Hの左下のキッチンに向かい、散らばるコンビニの弁当箱を水洗いして半透明のゴミ袋に入れ、洗剤を染み込ませたスポンジで高硬度感あふれる人口大理石のシステムキッチンをピカピカに仕上げる。ニオイの発生地域を浄土化して休もうとしたところへ、天山さんがやってきた。ミルクティーを取りにきたらしい。
「あなたが持ってこないから、自分で取りにきたわ」
「悪うございましたね」
それって僕に言う必要があるんですかね?当然のことを恩着せがましく言われたので、年老いた婆さんみたいな口調で嫌味をぶつける。
「そんな態度でいいのかしら」
明らかに僕よりも怒っている様子が感じられる言い方をしてくる。むしろ感謝されないといけないに、僕がなにをした?関わりたくないので無視していると、天山さんが冷蔵庫の下段の冷凍室から毛ガニを出して見せた。
「これが、毛ガニよ」
「知ってるよ」
「私が買ってクーラーボックスで持ってきたやつ」
「だから、わかっていますよ。おいしそうですね」
会話を断ち切るべく、お世辞で交わす。
「これはク・リ・ガ・ニじゃないのよ。本物の毛ガニなのよ」
天山さんがわざと言葉を区切りながら、僕の息の根を止めにくる。
「へ、へぇ~そうなんですか」
──しまった!声が動揺してしまった。
「そして、あなたが持ってきたカニがこれよ」
天山さん冷凍室の奥に手を伸ばしてカチンコチンに凝ったカニを取り出す。
「私が買った毛ガニの形は四角形であなたが買ってきたのは五角形」
二つのカニをくっつけて並べて違いを示される。
「その五角形のカニがなぜ僕が買ったやつだとわかるんですかね?」
「あなたが買ってくれたカニを大切に食べ残していたのか、奥に隠れるようにあったから気づかずに放置されたものかは知らないけれど、これが証拠よ」
天山さんはカニの裏側を僕に見せた。そこには霜がついて四角いメモ用紙が貼りつき『黒須君が買ったカニ』と黒いマジックではっきり書いてあった。
「それは……証拠にあらない(・・・・)ね(・)」
意図的にはではなく、無意識に噛んでしまい、言い返す言葉があらぶってしまう。
「あなた五味さんに毛ガニだと偽ってクリガニを報酬として支払ったのね」天山さんはこれみよがしに毛ガニを突き出す。「見た目はすごく似ているけど、全然値段が違うわよね。長万部のカニって国産じゃなく外国からの輸入モノも扱っているところがあるのね」
天山さんがクリガニの説明を五味さんに耳打ちしてチクる光景が、鮮明な映像として飛び込んできた。五味さんは顔を茹でたカニのように真っ赤にさせ、蟹甲殻類大腿部歩脚身取出器具を逆手で掴み、僕に向かって刺す。先端が割れた鋭利な刃物ではるが、人間を刺すために特化された道具ではないのに、僕の下腹部にすんなりと侵入してくる。目の前が真っ暗になり、思考が遮断された。「お願いです。五味さんには内緒にしてください」言い逃れできず、屈服するしかない。

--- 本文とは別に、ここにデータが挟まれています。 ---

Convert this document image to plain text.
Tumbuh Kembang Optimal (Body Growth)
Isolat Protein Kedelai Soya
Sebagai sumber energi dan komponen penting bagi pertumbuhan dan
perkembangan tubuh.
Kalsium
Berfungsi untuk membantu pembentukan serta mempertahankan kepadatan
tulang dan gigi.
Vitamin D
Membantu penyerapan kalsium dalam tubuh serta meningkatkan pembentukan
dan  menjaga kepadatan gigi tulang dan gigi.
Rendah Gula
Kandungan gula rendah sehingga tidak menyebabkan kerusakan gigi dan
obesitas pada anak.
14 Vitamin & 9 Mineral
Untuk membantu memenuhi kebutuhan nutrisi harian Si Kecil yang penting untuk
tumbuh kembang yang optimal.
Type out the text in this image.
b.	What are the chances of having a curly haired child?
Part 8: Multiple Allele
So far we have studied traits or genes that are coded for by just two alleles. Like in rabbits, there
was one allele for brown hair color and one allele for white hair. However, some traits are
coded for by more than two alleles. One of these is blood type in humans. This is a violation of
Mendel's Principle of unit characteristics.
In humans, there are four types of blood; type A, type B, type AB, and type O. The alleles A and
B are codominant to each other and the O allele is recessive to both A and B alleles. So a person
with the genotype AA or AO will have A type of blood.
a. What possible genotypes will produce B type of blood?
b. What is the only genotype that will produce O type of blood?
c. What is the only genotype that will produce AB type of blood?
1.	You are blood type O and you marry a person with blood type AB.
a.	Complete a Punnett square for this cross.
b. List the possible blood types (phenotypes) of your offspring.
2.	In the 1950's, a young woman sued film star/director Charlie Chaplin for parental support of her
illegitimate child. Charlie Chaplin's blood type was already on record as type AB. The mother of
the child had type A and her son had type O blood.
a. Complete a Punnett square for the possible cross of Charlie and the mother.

「考えとくわ」天山さんは冷凍室にカニを仕舞いながら言った。
「約束ですよ」
「どうしようかしら」振り返って薄っすら白い歯を見せて天山さんが笑う。
「そ、そんな……」
「あなたは、私に不満をもらせる立場なのかしら?」
「彼女はこの世のカニをすべて食い尽くしたい!という夢があって、それを壊さないでください」
追い詰められて無理やり五味さんに責任転嫁してしまった。
「カニを食い尽くす?誰でも夢を見る自由はあるわ。でも、夢は壊すためにあるのよ」
「哲学っぽく言うな」
「あら、また口調が横柄になってきたわね」
「突っ込んだだけです。ごめんなさい」
「でも、カニマスターとしては失格よね」
──カニマスターって五味さんのことか?毛ガニとクリガニを見分けられたおまえのほうがカニマスターなのは認める。
「なんでもするから黙っていてください」
心で思っていることが吐き出せず、頭を下げるしかない。
「私の頼み事を聞いてくれるなら黙ってあげる」
「なんでしょうか?」
「喉が渇いたら冷蔵庫から飲み物を持ってくること」
「かしこまりました」
「他にもあるけど、後々お知らせするわ」
軽く手を振ってキッチンから去る天山さんは悪魔にしか見えない。
「普通は頼み事ってひとつじゃないのか」
独り言が虚しくて泣きそうになる。